At age 16, Gough moved back to India, joined the 8th Bengal Cavalry, and served through the Second Anglo-Sikh War. By the age of 25, he was a major in the 5th Bengal European Cavalry.

During the Indian Mutiny, Gough and his brother Hugh were members of the Guides Corps, where they took part in the Siege of Lucknow and Gough was awarded the Victoria Cross (VC) for deeds which included saving his brother. The award was announced on 21 October 1859, and the citation read:

5th Bengal European Cavalry, Major Charles John Stanley Gough

Date of Acts of Bravery, 15th and 18th August, 1857, and 27th January, and 23rd February, 1858

First, for gallantry in an affair at Khurkowdah, near Rhotuck, on the 15 August 1857, while serving with Hodson's Horse, in which he saved his brother, who was wounded, and killed two of the Enemy.

Secondly, for gallantry on 18 August, when he led a Troop of the Guide Cavalry in a charge, and cut down two of the Enemy's Sowars, with one of whom he had a desperate hand to hand combat.

Thirdly, for gallantly on 27 January 1858, at Shumshabad, where, in a charge, he attacked one of the Enemy's leaders and pierced him with his sword, which was carried out of his hand in the melee. He defended himself with his revolver, and shot two of the Enemy.

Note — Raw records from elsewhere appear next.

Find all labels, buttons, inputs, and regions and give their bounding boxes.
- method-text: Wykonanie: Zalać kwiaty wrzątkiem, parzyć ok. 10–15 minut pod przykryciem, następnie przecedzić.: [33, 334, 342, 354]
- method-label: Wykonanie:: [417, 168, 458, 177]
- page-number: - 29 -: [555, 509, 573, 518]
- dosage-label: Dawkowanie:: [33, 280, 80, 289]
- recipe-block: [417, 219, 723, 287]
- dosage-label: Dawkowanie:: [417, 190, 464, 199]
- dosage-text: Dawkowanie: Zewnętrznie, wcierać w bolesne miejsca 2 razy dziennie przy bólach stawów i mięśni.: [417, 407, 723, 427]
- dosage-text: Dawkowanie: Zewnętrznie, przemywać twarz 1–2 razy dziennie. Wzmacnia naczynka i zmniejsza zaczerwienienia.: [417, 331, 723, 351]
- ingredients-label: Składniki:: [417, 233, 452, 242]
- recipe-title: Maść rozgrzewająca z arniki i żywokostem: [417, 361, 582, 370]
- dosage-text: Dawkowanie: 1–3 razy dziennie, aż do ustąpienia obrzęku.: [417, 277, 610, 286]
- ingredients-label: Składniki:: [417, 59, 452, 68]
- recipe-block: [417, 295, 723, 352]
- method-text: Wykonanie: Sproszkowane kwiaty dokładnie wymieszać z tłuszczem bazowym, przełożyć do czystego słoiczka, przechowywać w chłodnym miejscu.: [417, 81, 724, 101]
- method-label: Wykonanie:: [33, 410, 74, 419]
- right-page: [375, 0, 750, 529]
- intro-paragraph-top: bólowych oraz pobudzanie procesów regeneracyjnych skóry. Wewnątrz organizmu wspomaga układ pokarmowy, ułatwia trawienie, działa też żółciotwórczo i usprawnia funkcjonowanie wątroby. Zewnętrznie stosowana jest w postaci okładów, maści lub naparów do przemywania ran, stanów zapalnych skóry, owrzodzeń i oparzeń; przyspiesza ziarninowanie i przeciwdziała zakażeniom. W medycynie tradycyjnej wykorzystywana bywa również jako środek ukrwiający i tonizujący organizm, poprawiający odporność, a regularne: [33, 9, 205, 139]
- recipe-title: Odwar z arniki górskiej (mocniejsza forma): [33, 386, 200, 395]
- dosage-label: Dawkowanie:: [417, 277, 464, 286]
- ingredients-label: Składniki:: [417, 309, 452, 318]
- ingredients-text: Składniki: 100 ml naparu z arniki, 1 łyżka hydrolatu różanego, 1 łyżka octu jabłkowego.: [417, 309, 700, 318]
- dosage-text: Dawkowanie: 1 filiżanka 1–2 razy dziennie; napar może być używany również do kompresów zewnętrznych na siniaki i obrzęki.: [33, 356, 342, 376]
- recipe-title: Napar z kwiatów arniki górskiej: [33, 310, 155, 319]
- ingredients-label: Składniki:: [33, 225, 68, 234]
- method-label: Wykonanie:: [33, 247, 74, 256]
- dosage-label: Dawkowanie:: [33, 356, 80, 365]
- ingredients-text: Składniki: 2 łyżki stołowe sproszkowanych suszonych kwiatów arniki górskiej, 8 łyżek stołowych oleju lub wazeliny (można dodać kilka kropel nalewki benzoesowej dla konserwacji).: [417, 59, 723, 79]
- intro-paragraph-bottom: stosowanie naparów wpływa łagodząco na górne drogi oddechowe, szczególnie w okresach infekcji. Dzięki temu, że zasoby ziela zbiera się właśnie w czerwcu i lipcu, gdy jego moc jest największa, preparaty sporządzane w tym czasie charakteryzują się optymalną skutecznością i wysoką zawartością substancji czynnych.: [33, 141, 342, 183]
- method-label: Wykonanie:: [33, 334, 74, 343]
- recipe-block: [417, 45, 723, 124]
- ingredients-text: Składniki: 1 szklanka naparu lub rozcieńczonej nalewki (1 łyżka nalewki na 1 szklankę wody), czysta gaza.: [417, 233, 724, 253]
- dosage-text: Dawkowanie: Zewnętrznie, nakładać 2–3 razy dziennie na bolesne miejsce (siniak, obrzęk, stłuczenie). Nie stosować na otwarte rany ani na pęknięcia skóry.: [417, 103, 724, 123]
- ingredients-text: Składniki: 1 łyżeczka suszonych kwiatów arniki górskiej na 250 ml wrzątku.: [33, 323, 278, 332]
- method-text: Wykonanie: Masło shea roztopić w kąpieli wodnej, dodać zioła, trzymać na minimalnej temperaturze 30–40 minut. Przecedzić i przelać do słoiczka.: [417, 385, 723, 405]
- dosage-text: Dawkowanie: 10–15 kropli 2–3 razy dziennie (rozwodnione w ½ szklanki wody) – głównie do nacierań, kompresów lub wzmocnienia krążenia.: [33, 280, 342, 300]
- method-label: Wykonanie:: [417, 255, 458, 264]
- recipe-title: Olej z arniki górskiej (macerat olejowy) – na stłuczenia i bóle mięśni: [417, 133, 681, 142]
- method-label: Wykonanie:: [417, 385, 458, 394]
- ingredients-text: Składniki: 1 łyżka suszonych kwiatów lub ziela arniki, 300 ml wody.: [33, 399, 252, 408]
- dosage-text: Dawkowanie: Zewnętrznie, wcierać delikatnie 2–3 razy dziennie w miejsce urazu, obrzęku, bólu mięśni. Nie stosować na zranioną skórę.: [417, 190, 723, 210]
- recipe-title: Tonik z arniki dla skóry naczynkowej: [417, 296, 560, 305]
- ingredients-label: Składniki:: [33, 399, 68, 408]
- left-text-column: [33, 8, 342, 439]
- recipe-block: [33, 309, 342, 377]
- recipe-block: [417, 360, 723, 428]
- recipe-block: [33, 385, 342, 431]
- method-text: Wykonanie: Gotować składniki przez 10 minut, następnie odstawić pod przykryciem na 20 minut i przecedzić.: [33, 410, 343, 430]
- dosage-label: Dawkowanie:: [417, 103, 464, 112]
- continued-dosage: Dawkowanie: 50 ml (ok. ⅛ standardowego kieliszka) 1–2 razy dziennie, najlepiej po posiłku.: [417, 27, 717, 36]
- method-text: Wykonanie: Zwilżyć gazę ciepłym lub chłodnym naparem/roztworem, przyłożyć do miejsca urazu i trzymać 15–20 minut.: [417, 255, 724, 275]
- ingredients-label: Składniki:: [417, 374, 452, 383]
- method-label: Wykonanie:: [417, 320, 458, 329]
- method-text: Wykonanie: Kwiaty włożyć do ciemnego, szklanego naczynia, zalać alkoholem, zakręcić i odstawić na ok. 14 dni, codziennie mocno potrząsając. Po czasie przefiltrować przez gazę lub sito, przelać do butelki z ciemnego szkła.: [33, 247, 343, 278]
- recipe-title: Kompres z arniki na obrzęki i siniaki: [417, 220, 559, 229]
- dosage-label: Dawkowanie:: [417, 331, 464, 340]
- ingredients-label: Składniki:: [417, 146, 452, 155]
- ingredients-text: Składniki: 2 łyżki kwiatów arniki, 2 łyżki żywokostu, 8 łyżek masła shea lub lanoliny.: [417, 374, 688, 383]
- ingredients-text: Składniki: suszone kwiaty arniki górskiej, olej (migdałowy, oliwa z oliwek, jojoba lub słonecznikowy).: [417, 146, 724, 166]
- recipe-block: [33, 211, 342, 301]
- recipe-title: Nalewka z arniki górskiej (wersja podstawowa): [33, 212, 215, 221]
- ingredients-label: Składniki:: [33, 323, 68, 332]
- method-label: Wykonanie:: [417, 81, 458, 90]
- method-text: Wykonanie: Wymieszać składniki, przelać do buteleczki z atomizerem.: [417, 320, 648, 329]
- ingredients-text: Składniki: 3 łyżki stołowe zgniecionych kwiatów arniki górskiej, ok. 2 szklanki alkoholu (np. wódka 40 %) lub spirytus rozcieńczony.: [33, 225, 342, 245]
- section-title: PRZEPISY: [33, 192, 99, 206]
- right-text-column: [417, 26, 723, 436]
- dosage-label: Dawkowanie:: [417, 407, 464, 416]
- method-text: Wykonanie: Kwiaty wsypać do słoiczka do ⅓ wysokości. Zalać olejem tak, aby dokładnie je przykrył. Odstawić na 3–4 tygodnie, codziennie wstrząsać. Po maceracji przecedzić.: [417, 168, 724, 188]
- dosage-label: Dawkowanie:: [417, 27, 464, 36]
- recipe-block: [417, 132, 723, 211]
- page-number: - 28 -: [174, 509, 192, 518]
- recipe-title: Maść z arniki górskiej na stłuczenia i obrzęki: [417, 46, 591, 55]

Fourthly, for gallantry on 23 February, at Meangunge, where he came to the assistance of Brevet-Major O. H. St. George Anson, and killed his opponent, immediately afterwards cutting down another of the Enemy in the same gallant manner.

After the Mutiny, Gough continued to serve as a cavalry officer with the Indian Army, and took part in the Bhutan War of 1864–5.

On the outbreak of the Second Anglo-Afghan War in November 1878, Gough was appointed a brigade commander in the Peshawar Valley Field Force, which invaded Afghanistan via the Khyber Pass. In December 1879 he led a column to relieve the Siege of the Sherpur Cantonment, his advance precipitating an Afghan assault on the Sherpur garrison, which failed before his arrival. To mark his service during the war, Gough was made a Knight Commander of the Order of the Bath (KCB) in 1881.

Gough then held a number of senior posts, including command of the Hyderabad contingent from 1881 to 1885, and the Allahabad division from 1886 to 1890.

In April 1894 Gough achieved the rank of general, and in 1895 was made a Knight Grand Cross of the Order of the Bath (GCB), retiring to Ireland the same year.

He died on 6 September 1912 aged 80 in Clonmel, County Tipperary in Ireland.

==Family==
He was the son of Judge George Gough and Charlotte Margaret Becher; brother of General Sir Hugh Gough and great-nephew of Field Marshal The 1st Viscount Gough.

On 16 June 1870 he married Harriette Anastasia de la Poer. They had six children, of whom only two, the future General Sir Hubert de la Poer Gough and Brigadier General Sir John Edmond Gough, survived to adulthood.

==Medals==
His medals, including the VC, are on display in the Lord Ashcroft Gallery at the Imperial War Museum, London.